3 years ago

Confirming chemical clocks: asteroseismic age dissection of the Milky Way disk(s).

L. Casagrande, M. Hon, V. Silva Aguirre, W.H. Trick, I. Ciuca, D. Huber, M.N. Lund, A.M. Serenelli, M. Bojsen-Hansen, M. Martig, R. Schönrich, H.W. Rix, D. Kawata, P.E. Nissen, J.R. Mosumgaard, S. Cassisi, J. Yu, J. Tayar, D. Stello, J.C. Bird, J.A. Johnson, D. Slumstrup, C. Sahlholdt, M.H. Pinsonneault

Investigations of the origin and evolution of the Milky Way disk have long relied on chemical and kinematic identification of its components to reconstruct our Galactic past. Difficulties in determining precise stellar ages have restricted most studies to small samples, normally confined to the solar neighbourhood.
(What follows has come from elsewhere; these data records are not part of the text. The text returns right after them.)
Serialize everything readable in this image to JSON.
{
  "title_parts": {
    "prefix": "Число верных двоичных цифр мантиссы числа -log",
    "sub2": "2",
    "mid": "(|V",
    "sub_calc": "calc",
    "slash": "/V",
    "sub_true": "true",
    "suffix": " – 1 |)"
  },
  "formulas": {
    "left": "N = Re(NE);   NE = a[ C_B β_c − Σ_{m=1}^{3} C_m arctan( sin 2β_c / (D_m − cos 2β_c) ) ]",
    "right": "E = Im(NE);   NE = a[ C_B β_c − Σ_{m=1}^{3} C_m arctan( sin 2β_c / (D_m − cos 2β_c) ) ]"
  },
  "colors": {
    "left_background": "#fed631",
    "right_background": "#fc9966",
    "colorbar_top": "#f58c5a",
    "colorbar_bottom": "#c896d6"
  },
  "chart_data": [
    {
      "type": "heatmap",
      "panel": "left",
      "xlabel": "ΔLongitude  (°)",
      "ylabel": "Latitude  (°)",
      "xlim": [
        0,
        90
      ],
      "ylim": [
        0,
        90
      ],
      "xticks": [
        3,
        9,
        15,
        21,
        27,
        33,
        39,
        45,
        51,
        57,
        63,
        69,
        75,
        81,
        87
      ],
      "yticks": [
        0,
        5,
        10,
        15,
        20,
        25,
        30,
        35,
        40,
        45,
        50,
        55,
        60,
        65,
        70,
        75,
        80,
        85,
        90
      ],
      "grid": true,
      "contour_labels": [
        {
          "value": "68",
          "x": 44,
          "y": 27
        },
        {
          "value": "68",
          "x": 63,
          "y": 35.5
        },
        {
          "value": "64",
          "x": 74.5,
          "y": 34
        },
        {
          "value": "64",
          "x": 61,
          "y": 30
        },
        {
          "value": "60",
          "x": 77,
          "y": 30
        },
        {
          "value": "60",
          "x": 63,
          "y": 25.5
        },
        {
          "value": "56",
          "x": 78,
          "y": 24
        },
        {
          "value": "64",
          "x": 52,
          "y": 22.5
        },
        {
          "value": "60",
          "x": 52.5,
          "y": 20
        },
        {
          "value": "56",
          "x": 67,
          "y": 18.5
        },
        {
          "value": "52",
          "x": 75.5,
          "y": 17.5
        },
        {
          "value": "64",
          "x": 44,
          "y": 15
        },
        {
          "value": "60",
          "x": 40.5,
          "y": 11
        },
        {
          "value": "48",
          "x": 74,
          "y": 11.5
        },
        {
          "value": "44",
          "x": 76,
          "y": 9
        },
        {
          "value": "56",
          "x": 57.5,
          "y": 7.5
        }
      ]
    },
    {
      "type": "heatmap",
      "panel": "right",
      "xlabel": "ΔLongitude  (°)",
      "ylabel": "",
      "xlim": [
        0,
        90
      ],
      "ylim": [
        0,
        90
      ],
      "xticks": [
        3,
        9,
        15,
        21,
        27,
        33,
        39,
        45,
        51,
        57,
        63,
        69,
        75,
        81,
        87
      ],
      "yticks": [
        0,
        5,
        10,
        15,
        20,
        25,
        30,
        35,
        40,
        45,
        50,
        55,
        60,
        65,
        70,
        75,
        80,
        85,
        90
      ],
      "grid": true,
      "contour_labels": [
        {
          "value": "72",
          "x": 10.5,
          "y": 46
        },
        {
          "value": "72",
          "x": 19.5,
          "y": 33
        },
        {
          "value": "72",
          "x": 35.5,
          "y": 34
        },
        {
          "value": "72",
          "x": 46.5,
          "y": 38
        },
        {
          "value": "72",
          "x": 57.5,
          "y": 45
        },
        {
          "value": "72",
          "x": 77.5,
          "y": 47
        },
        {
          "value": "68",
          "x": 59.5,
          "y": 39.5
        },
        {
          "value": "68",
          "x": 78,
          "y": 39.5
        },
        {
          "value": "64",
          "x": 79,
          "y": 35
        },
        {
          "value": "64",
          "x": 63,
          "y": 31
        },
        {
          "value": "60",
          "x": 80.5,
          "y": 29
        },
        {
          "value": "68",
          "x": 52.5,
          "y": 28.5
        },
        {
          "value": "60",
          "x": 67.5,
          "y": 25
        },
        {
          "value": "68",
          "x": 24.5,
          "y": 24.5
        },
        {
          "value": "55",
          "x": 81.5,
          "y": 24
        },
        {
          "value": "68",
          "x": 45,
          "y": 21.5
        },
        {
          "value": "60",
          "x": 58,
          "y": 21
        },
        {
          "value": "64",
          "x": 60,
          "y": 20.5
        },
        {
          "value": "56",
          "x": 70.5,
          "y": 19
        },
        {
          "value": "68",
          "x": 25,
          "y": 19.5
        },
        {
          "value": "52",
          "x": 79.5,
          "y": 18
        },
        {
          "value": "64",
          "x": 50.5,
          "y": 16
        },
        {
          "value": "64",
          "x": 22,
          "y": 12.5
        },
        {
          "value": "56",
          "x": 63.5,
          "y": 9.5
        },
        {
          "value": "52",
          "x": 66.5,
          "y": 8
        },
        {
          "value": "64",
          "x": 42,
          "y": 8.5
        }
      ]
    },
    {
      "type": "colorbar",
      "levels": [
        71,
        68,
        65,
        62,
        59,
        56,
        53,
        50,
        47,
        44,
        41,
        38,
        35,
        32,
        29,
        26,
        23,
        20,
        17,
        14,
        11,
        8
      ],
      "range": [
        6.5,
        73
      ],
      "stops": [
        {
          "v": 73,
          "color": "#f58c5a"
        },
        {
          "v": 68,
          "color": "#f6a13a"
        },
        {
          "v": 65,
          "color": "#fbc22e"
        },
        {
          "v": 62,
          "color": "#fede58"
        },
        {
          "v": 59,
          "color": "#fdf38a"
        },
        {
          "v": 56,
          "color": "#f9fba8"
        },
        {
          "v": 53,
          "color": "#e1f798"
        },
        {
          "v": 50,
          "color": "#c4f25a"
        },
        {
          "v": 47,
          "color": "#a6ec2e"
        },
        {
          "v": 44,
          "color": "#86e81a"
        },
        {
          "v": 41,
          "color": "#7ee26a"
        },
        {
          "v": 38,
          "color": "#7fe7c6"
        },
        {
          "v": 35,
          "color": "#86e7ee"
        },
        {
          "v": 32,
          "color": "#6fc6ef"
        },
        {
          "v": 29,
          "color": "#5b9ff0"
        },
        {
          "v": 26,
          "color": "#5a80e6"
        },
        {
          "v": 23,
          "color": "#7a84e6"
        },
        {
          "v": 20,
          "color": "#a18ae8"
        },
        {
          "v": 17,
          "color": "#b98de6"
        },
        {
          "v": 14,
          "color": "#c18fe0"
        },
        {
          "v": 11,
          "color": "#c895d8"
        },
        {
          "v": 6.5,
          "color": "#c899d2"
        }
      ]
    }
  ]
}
Here we break this impasse with the help of asteroseismic inference and perform a chronology of the evolution of the disk throughout the age of the Galaxy. We chemically dissect the Milky Way disk population using a sample of red giant stars observed by the {\it Kepler} satellite, with the added dimension of asteroseismic ages. Our results reveal a clear difference in age between the low- and high-$\alpha$ populations, which also show distinct velocity dispersions in the $V$ and $W$ components. Contrary to previous studies we find no tight correlation between age and metallicity nor $\rm[\alpha/Fe]$ for the high-$\alpha$ disk. Our results indicate that this component formed over a period of more than 2~Gyr with a wide range of $\rm[M/H]$ and $\rm[\alpha/Fe]$ independent of time. Our findings show that the kinematic properties of young $\alpha$-rich stars are consistent with the rest of the high-$\alpha$ population and different from the low-$\alpha$ stars of similar age, rendering support to their origin being old stars that went through a mass transfer or stellar merger event, making them appear younger, instead of migration of truly young stars formed close to the Galactic bar.